Of note, this survey demonstrated that 19% of respondents reported an increase in their experience of systemic discrimination. This disproportionately affected Asian/Asian American (40%; 72/181) and African/African American (31%; 19/62) trainees. Racial microaggressions during the pandemic have been documented in other studies, especially discrimination experienced by Asian healthcare workers and Asian communities, possibly in part due to the virus originating from Wuhan, China, but probably with much higher underlying complexity [13, 14].

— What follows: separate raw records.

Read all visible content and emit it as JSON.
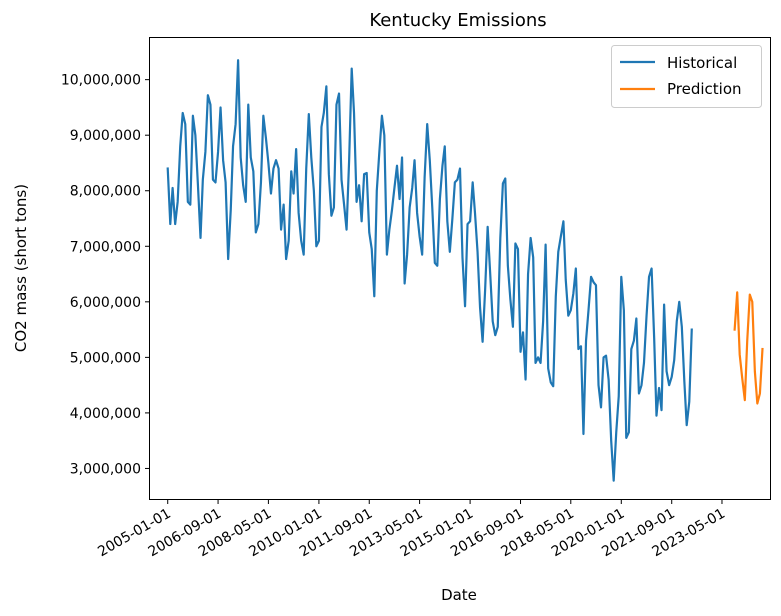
{
  "chart_data": {
    "type": "line",
    "title": "Kentucky Emissions",
    "xlabel": "Date",
    "ylabel": "CO2 mass (short tons)",
    "x_ticks": [
      "2005-01-01",
      "2006-09-01",
      "2008-05-01",
      "2010-01-01",
      "2011-09-01",
      "2013-05-01",
      "2015-01-01",
      "2016-09-01",
      "2018-05-01",
      "2020-01-01",
      "2021-09-01",
      "2023-05-01"
    ],
    "y_ticks": [
      3000000,
      4000000,
      5000000,
      6000000,
      7000000,
      8000000,
      9000000,
      10000000
    ],
    "y_tick_labels": [
      "3,000,000",
      "4,000,000",
      "5,000,000",
      "6,000,000",
      "7,000,000",
      "8,000,000",
      "9,000,000",
      "10,000,000"
    ],
    "xlim": [
      "2004-06-01",
      "2024-12-01"
    ],
    "ylim": [
      2450000,
      10750000
    ],
    "legend_position": "top-right",
    "grid": false,
    "series": [
      {
        "name": "Historical",
        "color": "#1f77b4",
        "x_start": "2005-01-01",
        "frequency": "monthly",
        "values": [
          8400000,
          7400000,
          8050000,
          7400000,
          7800000,
          8800000,
          9400000,
          9200000,
          7800000,
          7750000,
          9350000,
          9000000,
          8100000,
          7150000,
          8200000,
          8700000,
          9720000,
          9550000,
          8200000,
          8150000,
          8700000,
          9500000,
          8550000,
          8150000,
          6770000,
          7650000,
          8800000,
          9200000,
          10350000,
          8600000,
          8100000,
          7800000,
          9550000,
          8600000,
          8350000,
          7250000,
          7400000,
          8150000,
          9350000,
          8950000,
          8500000,
          7950000,
          8400000,
          8550000,
          8400000,
          7300000,
          7750000,
          6770000,
          7100000,
          8350000,
          7950000,
          8750000,
          7600000,
          7100000,
          6850000,
          8400000,
          9380000,
          8600000,
          8000000,
          7000000,
          7100000,
          9150000,
          9400000,
          9880000,
          8300000,
          7550000,
          7700000,
          9550000,
          9750000,
          8200000,
          7750000,
          7300000,
          8550000,
          10200000,
          9400000,
          7800000,
          8100000,
          7450000,
          8300000,
          8320000,
          7250000,
          6950000,
          6100000,
          8000000,
          8700000,
          9350000,
          9000000,
          6850000,
          7300000,
          7650000,
          8050000,
          8450000,
          7850000,
          8600000,
          6330000,
          6850000,
          7700000,
          8050000,
          8550000,
          7600000,
          7180000,
          6850000,
          8250000,
          9200000,
          8550000,
          7700000,
          6700000,
          6650000,
          7850000,
          8450000,
          8800000,
          7450000,
          6900000,
          7500000,
          8150000,
          8200000,
          8400000,
          6800000,
          5920000,
          7400000,
          7450000,
          8150000,
          7600000,
          6900000,
          5900000,
          5280000,
          6200000,
          7350000,
          6500000,
          5650000,
          5400000,
          5550000,
          7150000,
          8130000,
          8220000,
          6650000,
          6050000,
          5550000,
          7050000,
          6950000,
          5100000,
          5450000,
          4600000,
          6500000,
          7150000,
          6800000,
          4900000,
          5000000,
          4900000,
          5650000,
          7030000,
          4800000,
          4550000,
          4480000,
          6100000,
          6900000,
          7180000,
          7450000,
          6400000,
          5750000,
          5850000,
          6150000,
          6600000,
          5150000,
          5200000,
          3620000,
          5300000,
          5850000,
          6450000,
          6350000,
          6300000,
          4500000,
          4100000,
          5000000,
          5030000,
          4600000,
          3500000,
          2780000,
          3650000,
          4300000,
          6450000,
          5850000,
          3550000,
          3650000,
          5150000,
          5300000,
          5700000,
          4350000,
          4500000,
          4900000,
          5750000,
          6450000,
          6600000,
          5350000,
          3950000,
          4450000,
          4050000,
          5950000,
          4750000,
          4500000,
          4650000,
          4950000,
          5650000,
          6000000,
          5550000,
          4550000,
          3780000,
          4200000,
          5500000
        ]
      },
      {
        "name": "Prediction",
        "color": "#ff7f0e",
        "x_start": "2023-10-01",
        "frequency": "monthly",
        "values": [
          5500000,
          6170000,
          5050000,
          4620000,
          4230000,
          5300000,
          6130000,
          6000000,
          4750000,
          4170000,
          4350000,
          5150000
        ]
      }
    ]
  }
}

The low response rate (5%) to the survey represents an important limitation to this study. ACP’s recorded survey response rate among residents and fellows has varied between 15 and 31% over the years, with their most recent survey receiving a response rate of 21% in 2018. The 10–15% absolute reduction in usual response rate may be explained by the increased workload and ongoing challenges faced by the target population. An additional limitation is the distribution of the survey to ACP members, which may have excluded residents from smaller community programs that do not offer complimentary ACP membership to their trainees. Furthermore, although this survey was validated by experts, it could not be piloted due to time constraints in the setting of the global pandemic. Finally, assessment of burnout was done through self-reporting, and standardized instruments such as the Maslach Burnout Inventory [15] were not employed due to constraints in resources and time.

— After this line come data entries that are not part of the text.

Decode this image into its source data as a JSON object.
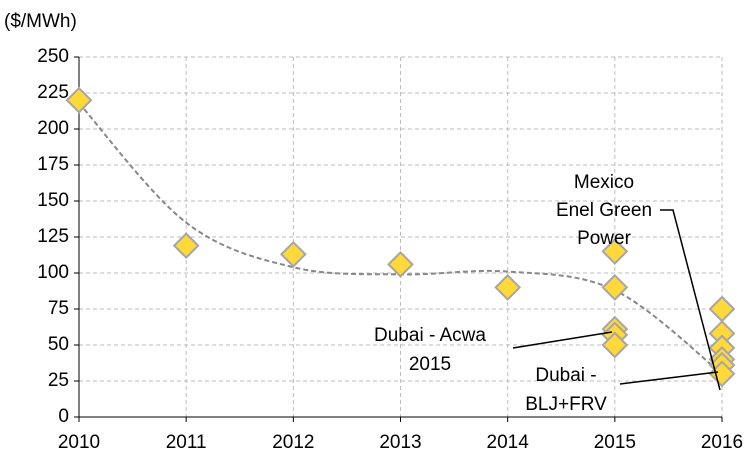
{
  "chart_data": {
    "type": "scatter",
    "y_axis_label": "($/MWh)",
    "xlim": [
      2010,
      2016
    ],
    "xticks": [
      2010,
      2011,
      2012,
      2013,
      2014,
      2015,
      2016
    ],
    "ylim": [
      0,
      250
    ],
    "yticks": [
      0,
      25,
      50,
      75,
      100,
      125,
      150,
      175,
      200,
      225,
      250
    ],
    "grid": true,
    "series": [
      {
        "color": "#ffd83a",
        "x": [
          2010,
          2011,
          2012,
          2013,
          2014,
          2015,
          2015,
          2015,
          2015,
          2015,
          2016,
          2016,
          2016,
          2016,
          2016,
          2016
        ],
        "values": [
          220,
          119,
          113,
          106,
          90,
          115,
          90,
          61,
          57,
          50,
          75,
          58,
          48,
          40,
          36,
          30
        ]
      },
      {
        "type": "line",
        "line_style": "dashed",
        "color": "#888888",
        "x": [
          2010,
          2011,
          2012,
          2013,
          2014,
          2015,
          2016
        ],
        "values": [
          218,
          135,
          104,
          99,
          101,
          88,
          30
        ]
      }
    ],
    "annotations": [
      {
        "lines": [
          "Mexico",
          "Enel Green",
          "Power"
        ]
      },
      {
        "lines": [
          "Dubai - Acwa",
          "2015"
        ]
      },
      {
        "lines": [
          "Dubai -",
          "BLJ+FRV"
        ]
      }
    ]
  }
}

Despite a low response rate, we believe these results to be generalizable to the U.S. IM training system, bearing in mind that most of the highlighted issues are highly institution-dependent. Our respondent characteristics show a relatively even geographic distribution of respondents. The gender distribution and distribution of IMG respondents is also proportionate to reported IM resident demographics by American Board of Internal Medicine (ABIM) (43% female and 41% IMG in 2019–2020) [16, 17]. The distribution of race/ethnicity among respondents corresponds approximately to the IM trainee demographics reported by the Association of American Medical Colleges (AAMC) (35.5% Non-Hispanic White, 24% Asian, 6.7% Hispanic, 4.7% Black) [17]. These results cannot be interpreted outside of the U.S. residency and fellowship system, although there is evidence from several single-institutional and regional studies in various countries suggesting similar issues worldwide, including decreased protected educational time and decreased psychosocial wellbeing among medical residents [11, 18, 19]. Future research should focus on quality improvement initiatives aiming to protect IM trainees from mental illness and burnout for the remainder of this pandemic and throughout the evolution of Graduate Medical Education. This could include evaluating strategies to ensure the preservation of education and supervision for trainees under any circumstance, and to promote a culture focused on resident wellness, mutual respect, and humane work hours. Further survey-based research should also be conducted to elicit the causes of systemic discrimination in the healthcare setting during challenging societal events.

Conclusion

This national survey among IM trainees in the U.S. highlights important issues that affected residents and fellows during the COVID-19 pandemic. Specific areas of concern include decreased protected educational time, decreased direct supervision at some institutions, an alarmingly high level of burnout among trainees, and increased systemic racism during the pandemic. Finding ways to preserve education and supervision under any circumstance, and promoting a culture focused on resident wellness, mutual respect, and humane work hours, will be essential in protecting trainees from mental illness and burnout for the remainder of this pandemic and throughout the evolution of Graduate Medical Education in the future.